Cinnamon Metrics – (a.k.a Lightbend Telemetry) provides insight into applications built with Lightbend technologies. It does so by instrumenting frameworks and toolkits such as Akka. The instrumentation is done by a Java agent that runs when your application is starting up. It collects information, at runtime, about your application based on a configuration that you must provide. One can use Lightbend Telemetry for free during development, but you must have a valid license to use it in production.

In this blog, we will see how we can export our cinnamon metrics into the monitoring tool Prometheus. For details like generating the Cinnamon Metrics, please visit the below blogs –

Monitor Lagom using LightBend Telemetry a.k.a Cinnamon Metrics (coming soon)
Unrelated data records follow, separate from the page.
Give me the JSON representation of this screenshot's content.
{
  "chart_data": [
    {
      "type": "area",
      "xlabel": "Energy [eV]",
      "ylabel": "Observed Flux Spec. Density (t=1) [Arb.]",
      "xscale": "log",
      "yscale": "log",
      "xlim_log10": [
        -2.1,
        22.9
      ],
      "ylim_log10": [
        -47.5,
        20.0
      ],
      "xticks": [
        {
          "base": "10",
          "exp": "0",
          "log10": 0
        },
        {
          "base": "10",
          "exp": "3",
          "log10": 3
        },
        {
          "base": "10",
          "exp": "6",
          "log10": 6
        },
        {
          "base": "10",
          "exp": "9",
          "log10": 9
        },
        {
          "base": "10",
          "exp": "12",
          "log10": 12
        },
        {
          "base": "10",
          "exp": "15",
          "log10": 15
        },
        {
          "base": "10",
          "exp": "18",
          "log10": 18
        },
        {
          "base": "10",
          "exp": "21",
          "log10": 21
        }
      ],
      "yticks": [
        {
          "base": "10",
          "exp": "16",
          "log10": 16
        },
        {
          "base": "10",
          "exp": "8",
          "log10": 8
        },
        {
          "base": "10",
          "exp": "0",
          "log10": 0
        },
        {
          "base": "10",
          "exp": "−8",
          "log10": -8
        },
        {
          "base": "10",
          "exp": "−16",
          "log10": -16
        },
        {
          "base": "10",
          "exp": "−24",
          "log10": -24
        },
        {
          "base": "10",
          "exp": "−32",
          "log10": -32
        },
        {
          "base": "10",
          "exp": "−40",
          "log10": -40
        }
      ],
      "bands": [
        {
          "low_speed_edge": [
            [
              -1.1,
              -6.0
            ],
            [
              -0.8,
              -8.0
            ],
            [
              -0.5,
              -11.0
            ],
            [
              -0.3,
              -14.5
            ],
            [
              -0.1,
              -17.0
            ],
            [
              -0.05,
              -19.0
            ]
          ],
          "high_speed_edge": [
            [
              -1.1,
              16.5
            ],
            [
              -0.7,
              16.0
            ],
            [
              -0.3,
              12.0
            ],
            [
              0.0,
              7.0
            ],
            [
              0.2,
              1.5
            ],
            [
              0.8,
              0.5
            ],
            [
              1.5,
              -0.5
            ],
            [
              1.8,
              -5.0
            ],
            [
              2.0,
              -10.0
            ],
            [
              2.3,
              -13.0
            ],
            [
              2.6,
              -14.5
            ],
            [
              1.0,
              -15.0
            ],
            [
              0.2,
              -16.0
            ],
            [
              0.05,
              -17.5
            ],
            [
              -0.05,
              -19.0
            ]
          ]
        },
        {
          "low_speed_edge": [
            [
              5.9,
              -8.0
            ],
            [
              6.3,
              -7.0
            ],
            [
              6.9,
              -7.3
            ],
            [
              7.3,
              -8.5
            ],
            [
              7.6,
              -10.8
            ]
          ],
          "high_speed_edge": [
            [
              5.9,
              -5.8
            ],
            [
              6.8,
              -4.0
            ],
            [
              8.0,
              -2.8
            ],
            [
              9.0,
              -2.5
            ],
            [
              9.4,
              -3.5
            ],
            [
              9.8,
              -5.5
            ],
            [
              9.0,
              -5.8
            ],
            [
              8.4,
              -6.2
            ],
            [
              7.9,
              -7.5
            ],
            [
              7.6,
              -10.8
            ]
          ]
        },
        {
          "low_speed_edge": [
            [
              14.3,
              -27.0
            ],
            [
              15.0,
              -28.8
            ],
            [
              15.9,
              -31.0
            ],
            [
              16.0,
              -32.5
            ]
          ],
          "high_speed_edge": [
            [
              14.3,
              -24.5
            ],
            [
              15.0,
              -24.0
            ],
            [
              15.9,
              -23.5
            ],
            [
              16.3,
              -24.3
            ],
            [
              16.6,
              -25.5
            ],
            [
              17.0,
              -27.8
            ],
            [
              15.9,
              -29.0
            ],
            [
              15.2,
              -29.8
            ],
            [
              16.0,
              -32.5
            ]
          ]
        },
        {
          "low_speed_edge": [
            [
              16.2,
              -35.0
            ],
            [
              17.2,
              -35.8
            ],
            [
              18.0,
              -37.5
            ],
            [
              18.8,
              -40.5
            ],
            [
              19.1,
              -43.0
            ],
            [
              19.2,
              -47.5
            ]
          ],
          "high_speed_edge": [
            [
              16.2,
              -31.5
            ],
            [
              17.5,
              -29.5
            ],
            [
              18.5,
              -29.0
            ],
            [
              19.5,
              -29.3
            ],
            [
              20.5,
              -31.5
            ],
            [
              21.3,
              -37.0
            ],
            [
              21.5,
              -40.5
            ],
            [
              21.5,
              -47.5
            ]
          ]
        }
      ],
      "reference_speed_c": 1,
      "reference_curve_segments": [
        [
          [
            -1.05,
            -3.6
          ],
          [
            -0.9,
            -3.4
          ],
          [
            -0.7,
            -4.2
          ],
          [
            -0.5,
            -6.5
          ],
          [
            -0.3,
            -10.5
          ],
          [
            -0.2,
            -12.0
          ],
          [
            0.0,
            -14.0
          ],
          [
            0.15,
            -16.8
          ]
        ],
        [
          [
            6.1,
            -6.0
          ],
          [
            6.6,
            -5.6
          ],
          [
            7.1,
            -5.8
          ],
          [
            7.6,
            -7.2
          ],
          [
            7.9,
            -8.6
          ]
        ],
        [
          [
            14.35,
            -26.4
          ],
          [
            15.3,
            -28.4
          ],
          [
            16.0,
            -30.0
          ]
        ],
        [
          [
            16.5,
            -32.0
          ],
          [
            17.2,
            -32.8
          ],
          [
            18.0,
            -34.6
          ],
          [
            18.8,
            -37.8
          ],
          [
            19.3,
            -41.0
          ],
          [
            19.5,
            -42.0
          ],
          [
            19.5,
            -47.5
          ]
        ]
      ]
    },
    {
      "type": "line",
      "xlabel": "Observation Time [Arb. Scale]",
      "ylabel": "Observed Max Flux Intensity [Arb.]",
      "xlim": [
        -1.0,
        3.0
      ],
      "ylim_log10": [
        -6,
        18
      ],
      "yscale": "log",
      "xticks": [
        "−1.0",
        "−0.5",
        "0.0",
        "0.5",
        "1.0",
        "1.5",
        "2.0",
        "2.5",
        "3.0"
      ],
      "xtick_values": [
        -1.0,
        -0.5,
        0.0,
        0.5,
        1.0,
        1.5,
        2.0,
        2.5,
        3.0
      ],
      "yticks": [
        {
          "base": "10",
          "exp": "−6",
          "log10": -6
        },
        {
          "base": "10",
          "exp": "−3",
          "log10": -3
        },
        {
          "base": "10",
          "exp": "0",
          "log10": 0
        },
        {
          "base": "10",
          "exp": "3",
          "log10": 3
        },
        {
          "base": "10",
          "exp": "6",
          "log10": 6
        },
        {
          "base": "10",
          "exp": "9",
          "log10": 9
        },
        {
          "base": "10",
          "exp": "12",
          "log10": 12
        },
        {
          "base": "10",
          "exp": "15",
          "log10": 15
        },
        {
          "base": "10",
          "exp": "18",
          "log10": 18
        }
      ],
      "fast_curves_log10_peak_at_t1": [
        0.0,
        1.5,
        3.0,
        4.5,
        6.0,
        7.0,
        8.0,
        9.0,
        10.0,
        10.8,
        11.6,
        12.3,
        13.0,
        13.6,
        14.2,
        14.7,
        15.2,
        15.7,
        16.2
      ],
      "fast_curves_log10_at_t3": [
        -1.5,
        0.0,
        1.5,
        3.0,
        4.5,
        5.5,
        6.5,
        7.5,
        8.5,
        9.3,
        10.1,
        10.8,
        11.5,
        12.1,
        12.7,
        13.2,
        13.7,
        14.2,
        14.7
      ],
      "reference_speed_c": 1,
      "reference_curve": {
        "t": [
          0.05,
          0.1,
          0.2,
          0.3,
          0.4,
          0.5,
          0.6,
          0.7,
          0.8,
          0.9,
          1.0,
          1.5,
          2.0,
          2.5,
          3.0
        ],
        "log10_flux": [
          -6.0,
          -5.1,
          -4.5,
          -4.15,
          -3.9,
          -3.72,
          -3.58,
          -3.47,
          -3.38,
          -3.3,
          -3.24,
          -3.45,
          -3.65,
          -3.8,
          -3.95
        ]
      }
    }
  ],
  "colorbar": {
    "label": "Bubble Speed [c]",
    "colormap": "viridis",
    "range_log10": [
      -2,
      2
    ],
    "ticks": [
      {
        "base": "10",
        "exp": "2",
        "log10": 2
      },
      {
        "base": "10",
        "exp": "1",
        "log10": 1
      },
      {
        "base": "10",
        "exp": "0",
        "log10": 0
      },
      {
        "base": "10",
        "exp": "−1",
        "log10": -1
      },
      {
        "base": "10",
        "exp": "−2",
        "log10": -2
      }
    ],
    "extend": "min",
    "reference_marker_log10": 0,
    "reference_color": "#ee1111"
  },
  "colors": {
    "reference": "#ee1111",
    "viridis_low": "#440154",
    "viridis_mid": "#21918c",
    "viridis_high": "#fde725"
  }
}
Cinnamon Way For Monitoring Metrics For Akka Actor System

So let’s start the configuration –

CONFIGURATION AT LAGOM SIDE- 

  1. To ship the metrics into Prometheus one need an exporter. A simple example of shipping Metrics into ElasticSearch (ES) one needs an ES exporter, for example –
/* Configuration for Cinnamon to ElasticSearch */
cinnamon {
  chmetrics {
    reporters += "elasticsearch-reporter"
    elasticsearch-reporter {
      hostString = "http://127.0.0.1:9200"
      index-date-format = "yyyy-MM-dd"
      basic-auth {
        username = "YourESUsername"
        password = "Password"
      }
    }
  }
}

Similarly, you will require and Prometheus Exporter –

/* Configuration for Cinnamon to Prometheus */
cinnamon {
    prometheus {
    exporters += http-server
    http-server {
      host = "localhost"
      port = 9001
    }
  }
}

This configuration will start exporting your cinnamon metrics defined in the Lagom code at your defined host and port. For more details on how to Generate Cinnamon Metrics in Lagom please visit this blog –  Monitor Lagom using LightBend Telemetry a.k.a Cinnamon Metrics. (coming soon)
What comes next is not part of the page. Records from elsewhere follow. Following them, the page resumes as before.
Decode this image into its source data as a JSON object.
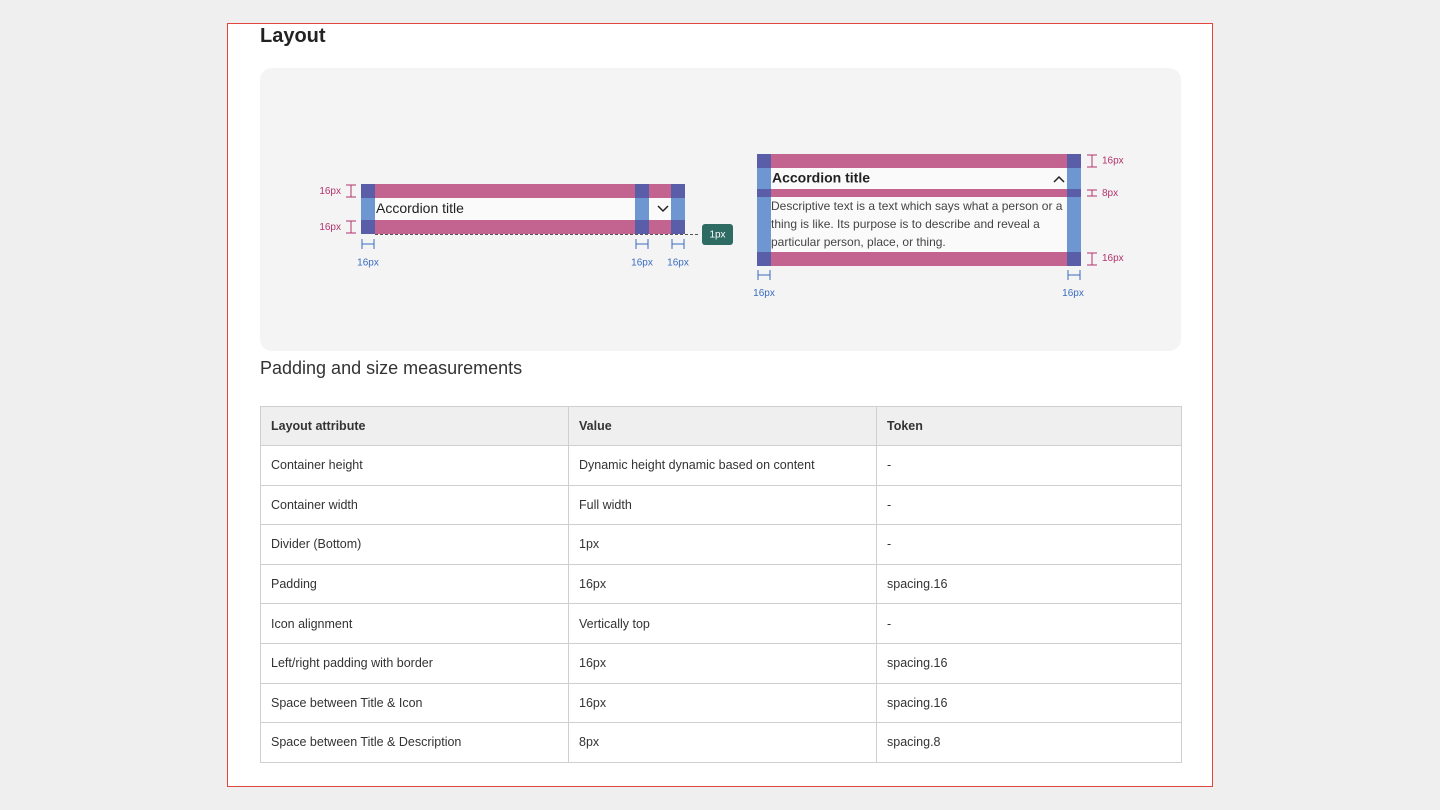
{
  "title": "Layout",
  "diagram": {
    "left": {
      "title": "Accordion title",
      "top_padding": "16px",
      "bottom_padding": "16px",
      "left_padding": "16px",
      "icon_spacing": "16px",
      "right_padding": "16px",
      "divider": "1px"
    },
    "right": {
      "title": "Accordion title",
      "description": "Descriptive text is a text which says what a person or a thing is like. Its purpose is to describe and reveal a particular person, place, or thing.",
      "top_padding": "16px",
      "title_description_spacing": "8px",
      "bottom_padding": "16px",
      "left_padding": "16px",
      "right_padding": "16px"
    }
  },
  "subtitle": "Padding and size measurements",
  "table": {
    "headers": [
      "Layout attribute",
      "Value",
      "Token"
    ],
    "rows": [
      [
        "Container height",
        "Dynamic height dynamic based on content",
        "-"
      ],
      [
        "Container width",
        "Full width",
        "-"
      ],
      [
        "Divider (Bottom)",
        "1px",
        "-"
      ],
      [
        "Padding",
        "16px",
        "spacing.16"
      ],
      [
        "Icon alignment",
        "Vertically top",
        "-"
      ],
      [
        "Left/right padding with border",
        "16px",
        "spacing.16"
      ],
      [
        "Space between Title & Icon",
        "16px",
        "spacing.16"
      ],
      [
        "Space between Title & Description",
        "8px",
        "spacing.8"
      ]
    ]
  }
}
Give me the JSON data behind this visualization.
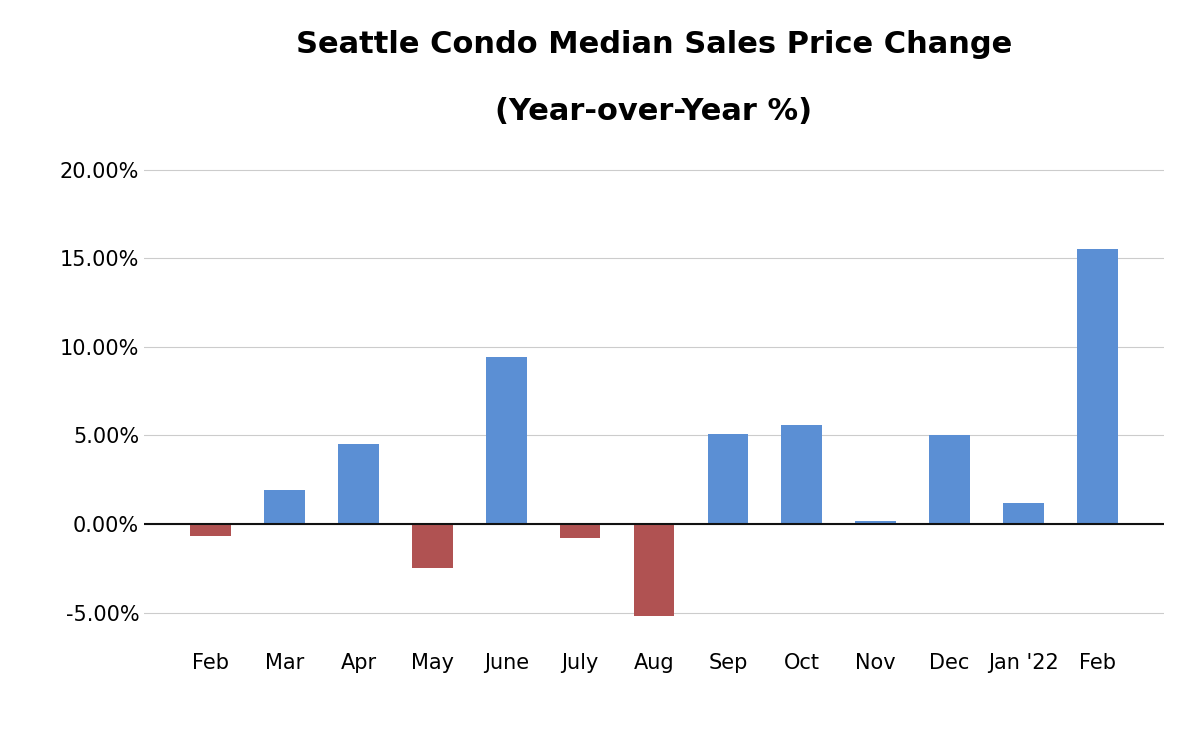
{
  "title_line1": "Seattle Condo Median Sales Price Change",
  "title_line2": "(Year-over-Year %)",
  "categories": [
    "Feb",
    "Mar",
    "Apr",
    "May",
    "June",
    "July",
    "Aug",
    "Sep",
    "Oct",
    "Nov",
    "Dec",
    "Jan '22",
    "Feb"
  ],
  "values": [
    -0.007,
    0.019,
    0.045,
    -0.025,
    0.094,
    -0.008,
    -0.052,
    0.051,
    0.056,
    0.002,
    0.05,
    0.012,
    0.155
  ],
  "bar_color_positive": "#5B8FD4",
  "bar_color_negative": "#B05252",
  "ylim_min": -0.07,
  "ylim_max": 0.22,
  "yticks": [
    -0.05,
    0.0,
    0.05,
    0.1,
    0.15,
    0.2
  ],
  "background_color": "#ffffff",
  "grid_color": "#cccccc",
  "title_fontsize": 22,
  "tick_fontsize": 15,
  "zero_line_color": "#111111",
  "bar_width": 0.55
}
Now let’s do the configuration at Prometheus level –

On Prometheus, these metrics can also be checked –
http://hostname:9090/graph

where hostname is the IP address where Prometheus is installed.

CONFIGURATION AT PROMETHEUS SIDE- 

We are using the property “file_sd_config” in Prometheus configuration which fetches the properties defined in the file as mentioned and ships them into the server.

- job_name: lagom
  scrape_interval: 15s
  scrape_timeout: 10s
  metrics_path: /metrics
  scheme: http
  file_sd_configs:
  - files:
    - /prometheus/config/lagom.yml
    refresh_interval: 5m

This points to a config file named – lagom.yml which contains the path where the lagom is exporting the cinnamon metrics.

This is the best way to define the TARGET for the Prometheus where you use a file and in that file defined your URL’s or other configurations.

Other ways are to hardcode the path e.g –

- job_name: kafka_exporter
  scrape_interval: 15s
  scrape_timeout: 10s
  metrics_path: /metrics
  scheme: http
  static_configs:
  - targets:
    - localhost1:port1
    - localhost2:port2

In our case, Lagom is running on DCOS on top of conductR so the address will be something like  –

cat /opt/prometheus/config/lagom.yml
- targets: [ "lagom-impl-snapshot-8d8q1-s3.conductr-2.1.14.slave.mesos:9001" ]
  labels:
    environment: test4

It can vary from where and how you are deploying your App.

That’s all for today, See you guys in the next blog, where we will see how one can dynamically fetch the metrics from Lagom app running on DCOS.